Zonder namen te noemen sprak paus Pius XII in 1946 tot het Generaal Kapittel der Jezuïeten over een niet met de onveranderlijkheid der Katholieke dogma's te verenigen „nieuwe theologie die te zamen met al het andere steeds aan ontwikkeling onderhevig zou zijn, gedoemd om altijd onderweg te blijven en nooit tot een eindpunt te geraken” (Acta Apost. Sêdi 38 (1946), 381-5). De uitdrukking kreeg een meer concrete inhoud doordat R. Garrigou Lagrange O.P. een aantal uitlatingen signaleerde waarop hij de term en de karakteristiek van de Paus toepasbaar achtte. Hij vermeldde een aantal anonieme geschriften, uitspraken over godsdienst en geloof van de palaeontoloog Teilhard de Chardin S.J., een passage uit een werk van M. D.

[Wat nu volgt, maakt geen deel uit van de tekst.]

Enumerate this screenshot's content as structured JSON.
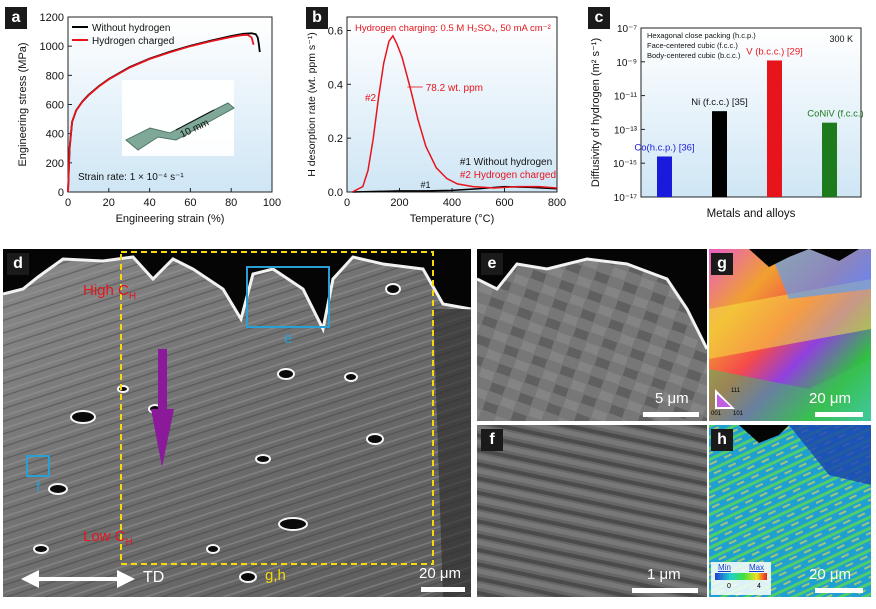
{
  "panels": {
    "a": "a",
    "b": "b",
    "c": "c",
    "d": "d",
    "e": "e",
    "f": "f",
    "g": "g",
    "h": "h"
  },
  "chart_data": [
    {
      "type": "line",
      "panel": "a",
      "xlabel": "Engineering strain (%)",
      "ylabel": "Engineering stress (MPa)",
      "xlim": [
        0,
        100
      ],
      "ylim": [
        0,
        1200
      ],
      "xticks": [
        0,
        20,
        40,
        60,
        80,
        100
      ],
      "yticks": [
        0,
        200,
        400,
        600,
        800,
        1000,
        1200
      ],
      "legend": [
        "Without hydrogen",
        "Hydrogen charged"
      ],
      "annotation": "Strain rate: 1 × 10⁻⁴ s⁻¹",
      "inset_label": "10 mm",
      "series": [
        {
          "name": "Without hydrogen",
          "color": "#000000",
          "x": [
            0,
            0.8,
            2,
            4,
            7,
            10,
            15,
            20,
            30,
            40,
            50,
            60,
            70,
            80,
            86,
            90,
            92,
            93,
            93.5,
            94
          ],
          "y": [
            0,
            300,
            480,
            560,
            620,
            665,
            725,
            775,
            855,
            915,
            962,
            1003,
            1038,
            1070,
            1085,
            1088,
            1082,
            1060,
            1020,
            960
          ]
        },
        {
          "name": "Hydrogen charged",
          "color": "#e8141c",
          "x": [
            0,
            0.8,
            2,
            4,
            7,
            10,
            15,
            20,
            30,
            40,
            50,
            60,
            70,
            80,
            85,
            88,
            90,
            91
          ],
          "y": [
            0,
            300,
            480,
            560,
            618,
            662,
            722,
            772,
            852,
            912,
            958,
            1000,
            1034,
            1063,
            1075,
            1078,
            1060,
            1010
          ]
        }
      ]
    },
    {
      "type": "line",
      "panel": "b",
      "xlabel": "Temperature (°C)",
      "ylabel": "H desorption rate (wt. ppm s⁻¹)",
      "xlim": [
        0,
        800
      ],
      "ylim": [
        0,
        0.65
      ],
      "xticks": [
        0,
        200,
        400,
        600,
        800
      ],
      "yticks": [
        0.0,
        0.2,
        0.4,
        0.6
      ],
      "title": "Hydrogen charging: 0.5 M H₂SO₄, 50 mA cm⁻²",
      "annotations": [
        "#2",
        "78.2 wt. ppm",
        "#1",
        "#1 Without hydrogen",
        "#2 Hydrogen charged"
      ],
      "series": [
        {
          "name": "#1 Without hydrogen",
          "color": "#000000",
          "x": [
            20,
            100,
            200,
            300,
            400,
            500,
            600,
            700,
            800
          ],
          "y": [
            0.0,
            0.002,
            0.004,
            0.004,
            0.006,
            0.012,
            0.02,
            0.017,
            0.012
          ]
        },
        {
          "name": "#2 Hydrogen charged",
          "color": "#e8141c",
          "x": [
            20,
            60,
            80,
            100,
            120,
            140,
            160,
            175,
            190,
            210,
            240,
            270,
            300,
            340,
            380,
            420,
            480,
            560,
            650,
            730,
            800
          ],
          "y": [
            0.0,
            0.02,
            0.08,
            0.2,
            0.35,
            0.48,
            0.56,
            0.58,
            0.55,
            0.5,
            0.39,
            0.27,
            0.17,
            0.09,
            0.05,
            0.03,
            0.02,
            0.015,
            0.02,
            0.02,
            0.015
          ]
        }
      ]
    },
    {
      "type": "bar",
      "panel": "c",
      "xlabel": "Metals and alloys",
      "ylabel": "Diffusivity of hydrogen (m² s⁻¹)",
      "yscale": "log",
      "ylim": [
        1e-17,
        1e-07
      ],
      "yticks": [
        "10⁻¹⁷",
        "10⁻¹⁵",
        "10⁻¹³",
        "10⁻¹¹",
        "10⁻⁹",
        "10⁻⁷"
      ],
      "notes": [
        "Hexagonal close packing (h.c.p.)",
        "Face-centered cubic (f.c.c.)",
        "Body-centered cubic (b.c.c.)"
      ],
      "temperature_label": "300 K",
      "categories": [
        "Co(h.c.p.) [36]",
        "Ni (f.c.c.) [35]",
        "V (b.c.c.) [29]",
        "CoNiV (f.c.c.)"
      ],
      "values": [
        2.5e-15,
        1.2e-12,
        1.2e-09,
        2.5e-13
      ],
      "colors": [
        "#1a1adc",
        "#000000",
        "#e8141c",
        "#1d7a1d"
      ]
    }
  ],
  "micro": {
    "d_labels": {
      "high": "High C",
      "high_sub": "H",
      "low": "Low C",
      "low_sub": "H",
      "e": "e",
      "f": "f",
      "gh": "g,h",
      "td": "TD",
      "scale": "20 μm"
    },
    "e_scale": "5 μm",
    "f_scale": "1 μm",
    "g_scale": "20 μm",
    "g_triangle": [
      "111",
      "001",
      "101"
    ],
    "h_scale": "20 μm",
    "h_legend": {
      "min": "Min",
      "max": "Max",
      "min_val": "0",
      "max_val": "4"
    }
  }
}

Chenu O.P. en verder enkele plaatsen uit het werk van de Jezuïeten H. Bouillard, H. de Lubac, J. Daniélou en G. Fessard (Angelicum 23 (1946), 126-145). Zonder over een „nouvelle théologie” te spreken uitte M. Labourdette O.P. bijna dezelfde bezwaren tegen een aantal publicaties waarin professoren van het theologisch college der Jezuïeten te Lyon-Fourvière en theologen die daar minstens een gedeelte van hun vorming ontvingen, een bijzonder aandeel of de leiding hadden.

Hij noemde H. Bouillard, H. de Lubac, J. Daniélou, G. Fessard en H. Urs van Balthasar (Revue thomisie 46 (1946), 353-371). In de controverse ging daarna de aandacht hoofdzakelijk uit naar het werk van deze Jezuïeten met als gevolg dat „nouvelle théologie” veelal gelijkluidend werd met „de theologische stroming met Lyon-Fourvière als middelpunt”. Deze verengde betekenis van het woord moet men terdege onderscheiden van de bredere bij Garrigou Lagrange, vooral omdat de anonieme geschriften duidelijk een andere geest ademen en teugellozer willen vernieuwen.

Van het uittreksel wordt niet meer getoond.